Recently someone commented to me that Penny has lost weight. I didn't think it was likely, but I called in at the vet's to weigh her and the results were normal. This incident got me thinking about whether we are feeding her enough. (We are.)
I remember when I first held her, I looked down at the tiny creature in my hands and said nervously to the vet, ''How to people keep them alive?" (You can probably tell that I haven't had children, or I would have known that we all just muddle through.) I asked the vet how much to feed her and he suggested a general amount and said we'd know if we were doing okay.
Well, to judge by her level of activity and her shape, we've got it about right. I was told recently that we should be able to feel the last two ribs quite clearly and there shouldn't be too much fat over the other ribs. The vet said to just compare with how my own ribs feel.
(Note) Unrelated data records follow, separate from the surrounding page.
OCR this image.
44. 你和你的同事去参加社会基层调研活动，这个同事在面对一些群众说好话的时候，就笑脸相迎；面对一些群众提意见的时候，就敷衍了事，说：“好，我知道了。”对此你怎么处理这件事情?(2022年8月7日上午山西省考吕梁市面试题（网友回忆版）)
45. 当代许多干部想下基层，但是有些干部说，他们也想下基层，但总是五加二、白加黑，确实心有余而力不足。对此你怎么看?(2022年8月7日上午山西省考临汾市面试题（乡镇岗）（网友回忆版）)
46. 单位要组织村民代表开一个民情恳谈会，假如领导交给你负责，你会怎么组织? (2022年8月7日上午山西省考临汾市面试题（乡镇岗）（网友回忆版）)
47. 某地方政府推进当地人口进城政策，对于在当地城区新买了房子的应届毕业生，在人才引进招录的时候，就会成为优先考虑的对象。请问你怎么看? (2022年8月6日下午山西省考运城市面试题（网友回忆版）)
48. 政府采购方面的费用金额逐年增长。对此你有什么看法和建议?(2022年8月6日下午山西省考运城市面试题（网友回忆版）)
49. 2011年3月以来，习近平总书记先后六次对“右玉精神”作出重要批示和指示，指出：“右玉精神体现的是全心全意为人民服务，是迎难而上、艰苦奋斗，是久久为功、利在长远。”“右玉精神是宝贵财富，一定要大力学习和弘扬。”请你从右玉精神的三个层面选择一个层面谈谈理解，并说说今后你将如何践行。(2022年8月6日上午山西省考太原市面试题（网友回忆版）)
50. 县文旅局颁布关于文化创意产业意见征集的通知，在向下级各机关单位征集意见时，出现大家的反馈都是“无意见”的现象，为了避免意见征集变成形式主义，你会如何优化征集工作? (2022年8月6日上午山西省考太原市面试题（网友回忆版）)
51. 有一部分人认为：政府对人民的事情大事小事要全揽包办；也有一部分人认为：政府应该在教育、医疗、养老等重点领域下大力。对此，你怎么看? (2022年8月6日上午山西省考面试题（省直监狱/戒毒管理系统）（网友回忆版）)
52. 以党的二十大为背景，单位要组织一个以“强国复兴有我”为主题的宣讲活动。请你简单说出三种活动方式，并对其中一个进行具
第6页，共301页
I thought that was rather kind of him, given that there's a 'little' more fat on me than I would want to see on Penny.
However, to judge by her starving look, you'd think we never fed her. She sits pitifully by our sides as we prepare meals, probably encouraged in this behaviour by the regular scraps that 'fall' to the floor - ends of carrots and tips of beans, for instance.
It's the walks on lead, though, that bring out the scavenger in her. Sure, if we give the command that means 'walk nicely on lead and don't stray by even half a metre', she doesn't scan the surroundings for possible sustenance. But if we're just mooching along companionably, she realises that it's up to her to collect as much food as she can, for fear that we might forget to ever feed her again. We don't seem to have such a problem when she's off lead - I think she's too busy enjoying the surroundings and keeping an eye out for any areas of mown grass where her humans might toss a ball around.
I've been trying to define what it is that she looks for and the only parameters I can think of are, 'If it's carbon-based you can eat it.' That would include:
sticks (just chew off the bark, don't eat the whole thing);
horse poo, of course;
the occasional dog poo (very mysterious why this happens, but thank goodness it's quite seldom);
rotting leaves of the right kind;
some rotting fruit (she's quite choosy about which ones);
lollies (fortunately easy to spot because of the bright colours, so these are usually wrenched out of her mouth before she can swallow them);
suitable types of grass;
and, best of all (but she has to be VERY QUICK with these because those greedy humans ALWAYS try to wrestle them away from her with lots of angry yelling) cooked chop bones and chicken bones. It's amazing how many cooked bones there are lying around in a seemingly clean suburban landscape.
Oh, I forgot...paper. Paper's good for chewing on and shredding, not so much for actually swallowing.